Monday, February 4, 2008

Oscar Wilde Response

Oscar Wilde’s article, “The Critic as Artist,” makes some very good points showing that the critique of something can be just as much a work of art as the object itself. He points out that a review can still be very creative and well-written even if it is about a lack-luster piece of art. Through most of his article, he seems to be much harder on the regular artists than on the critics. At times, he even seems to dislike the artists. “Anybody can write a three-volumed novel. It merely requires a complete ignorance of both life and literature.” I agree with Wilde in his arguments that critiques can be a form of art in themselves, but I think that he gets carried away in regarding them as better than other art forms.
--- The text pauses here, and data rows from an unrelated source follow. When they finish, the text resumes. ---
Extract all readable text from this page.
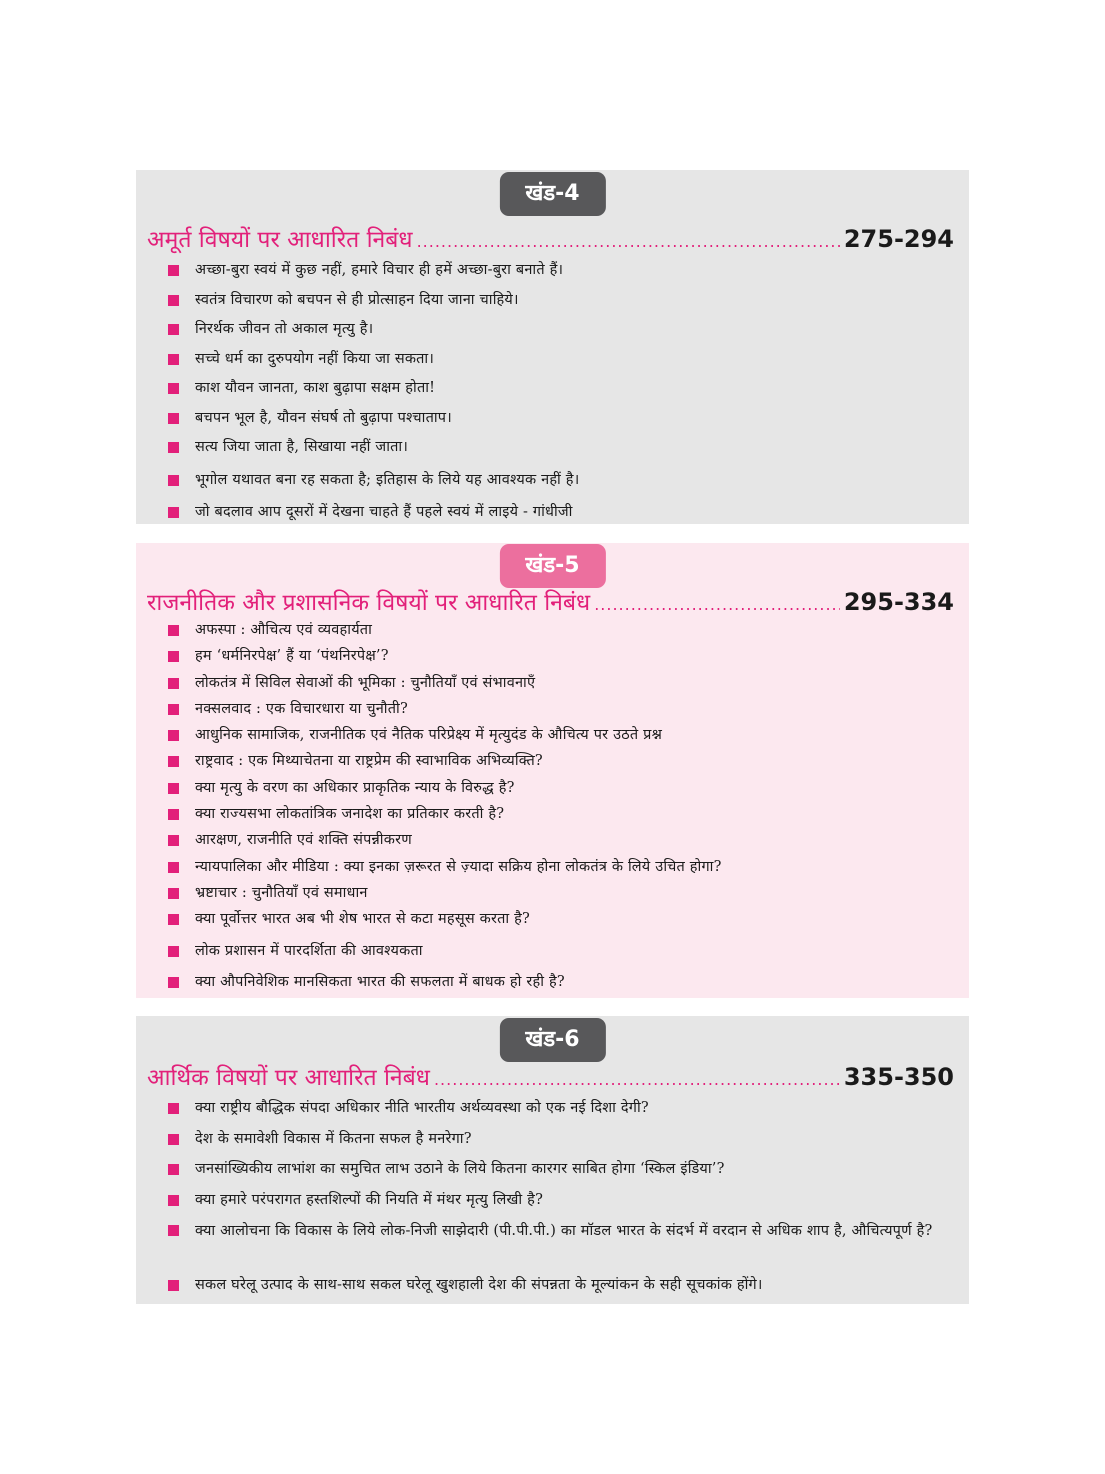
खंड-4
अमूर्त विषयों पर आधारित निबंध .....	275-294
अच्छा-बुरा स्वयं में कुछ नहीं, हमारे विचार ही हमें अच्छा-बुरा बनाते हैं।
स्वतंत्र विचारण को बचपन से ही प्रोत्साहन दिया जाना चाहिये।
निरर्थक जीवन तो अकाल मृत्यु है।
सच्चे धर्म का दुरुपयोग नहीं किया जा सकता।
काश यौवन जानता, काश बुढ़ापा सक्षम होता!
बचपन भूल है, यौवन संघर्ष तो बुढ़ापा पश्चाताप।
सत्य जिया जाता है, सिखाया नहीं जाता।
भूगोल यथावत बना रह सकता है; इतिहास के लिये यह आवश्यक नहीं है।
जो बदलाव आप दूसरों में देखना चाहते हैं पहले स्वयं में लाइये - गांधीजी
खंड-5
राजनीतिक और प्रशासनिक विषयों पर आधारित निबंध .....	295-334
अफस्पा : औचित्य एवं व्यवहार्यता
हम ‘धर्मनिरपेक्ष’ हैं या ‘पंथनिरपेक्ष’?
लोकतंत्र में सिविल सेवाओं की भूमिका : चुनौतियाँ एवं संभावनाएँ
नक्सलवाद : एक विचारधारा या चुनौती?
आधुनिक सामाजिक, राजनीतिक एवं नैतिक परिप्रेक्ष्य में मृत्युदंड के औचित्य पर उठते प्रश्न
राष्ट्रवाद : एक मिथ्याचेतना या राष्ट्रप्रेम की स्वाभाविक अभिव्यक्ति?
क्या मृत्यु के वरण का अधिकार प्राकृतिक न्याय के विरुद्ध है?
क्या राज्यसभा लोकतांत्रिक जनादेश का प्रतिकार करती है?
आरक्षण, राजनीति एवं शक्ति संपन्नीकरण
न्यायपालिका और मीडिया : क्या इनका ज़रूरत से ज़्यादा सक्रिय होना लोकतंत्र के लिये उचित होगा?
भ्रष्टाचार : चुनौतियाँ एवं समाधान
क्या पूर्वोत्तर भारत अब भी शेष भारत से कटा महसूस करता है?
लोक प्रशासन में पारदर्शिता की आवश्यकता
क्या औपनिवेशिक मानसिकता भारत की सफलता में बाधक हो रही है?
खंड-6
आर्थिक विषयों पर आधारित निबंध .....	335-350
क्या राष्ट्रीय बौद्धिक संपदा अधिकार नीति भारतीय अर्थव्यवस्था को एक नई दिशा देगी?
देश के समावेशी विकास में कितना सफल है मनरेगा?
जनसांख्यिकीय लाभांश का समुचित लाभ उठाने के लिये कितना कारगर साबित होगा ‘स्किल इंडिया’?
क्या हमारे परंपरागत हस्तशिल्पों की नियति में मंथर मृत्यु लिखी है?
क्या आलोचना कि विकास के लिये लोक-निजी साझेदारी (पी.पी.पी.) का मॉडल भारत के संदर्भ में वरदान से अधिक शाप है, औचित्यपूर्ण है?
सकल घरेलू उत्पाद के साथ-साथ सकल घरेलू खुशहाली देश की संपन्नता के मूल्यांकन के सही सूचकांक होंगे।
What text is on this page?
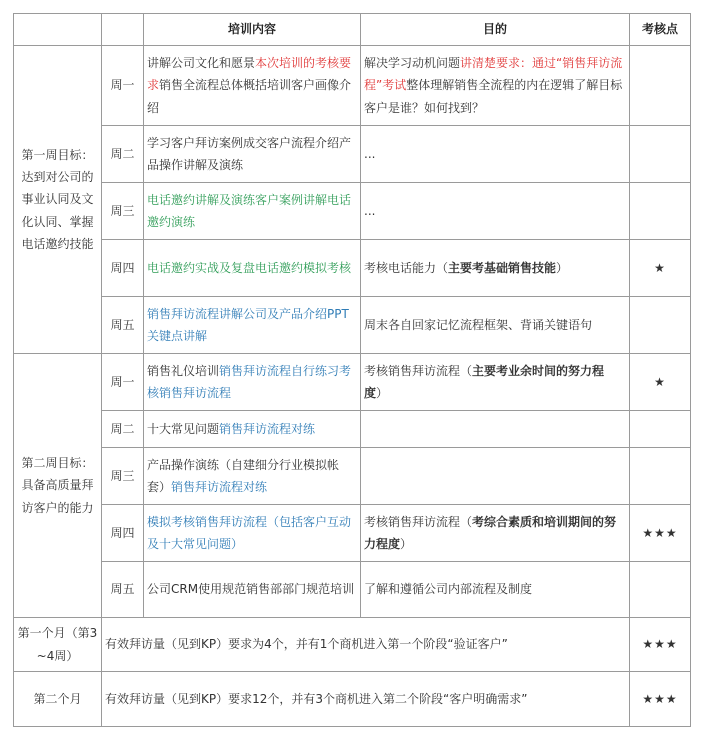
		培训内容	目的	考核点
第一周目标：达到对公司的事业认同及文化认同、掌握电话邀约技能	周一	讲解公司文化和愿景本次培训的考核要求销售全流程总体概括培训客户画像介绍	解决学习动机问题讲清楚要求：通过“销售拜访流程”考试整体理解销售全流程的内在逻辑了解目标客户是谁？如何找到？	
	周二	学习客户拜访案例成交客户流程介绍产品操作讲解及演练	...	
	周三	电话邀约讲解及演练客户案例讲解电话邀约演练	...	
	周四	电话邀约实战及复盘电话邀约模拟考核	考核电话能力（主要考基础销售技能）	★
	周五	销售拜访流程讲解公司及产品介绍PPT关键点讲解	周末各自回家记忆流程框架、背诵关键语句	
第二周目标：具备高质量拜访客户的能力	周一	销售礼仪培训销售拜访流程自行练习考核销售拜访流程	考核销售拜访流程（主要考业余时间的努力程度）	★
	周二	十大常见问题销售拜访流程对练		
	周三	产品操作演练（自建细分行业模拟帐套）销售拜访流程对练		
	周四	模拟考核销售拜访流程（包括客户互动及十大常见问题）	考核销售拜访流程（考综合素质和培训期间的努力程度）	★★★
	周五	公司CRM使用规范销售部部门规范培训	了解和遵循公司内部流程及制度	
第一个月（第3~4周）	有效拜访量（见到KP）要求为4个，并有1个商机进入第一个阶段“验证客户”			★★★
第二个月	有效拜访量（见到KP）要求12个，并有3个商机进入第二个阶段“客户明确需求”			★★★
Reviews do sometimes surpass their subjects, but without art there is nothing for a review to be written about. I usually think that actually experiencing something would be more powerful than reading someone else’s opinion of that experience. Overall, Oscar Wilde made sense in why he believed critiques to be art, but I thought that his ideas seemed extreme in many places.

2 comments:

Mary Brigid said...

Hey Allison, nice article. I enjoyed the part where you talk about experiencing art versus reading about it and I think thats a very important point to make when distinguishing between the two.

James Spica said...

This has a good deal of your own voice in it, and is less of an academic response, which i think in this particular case is very good. Well done.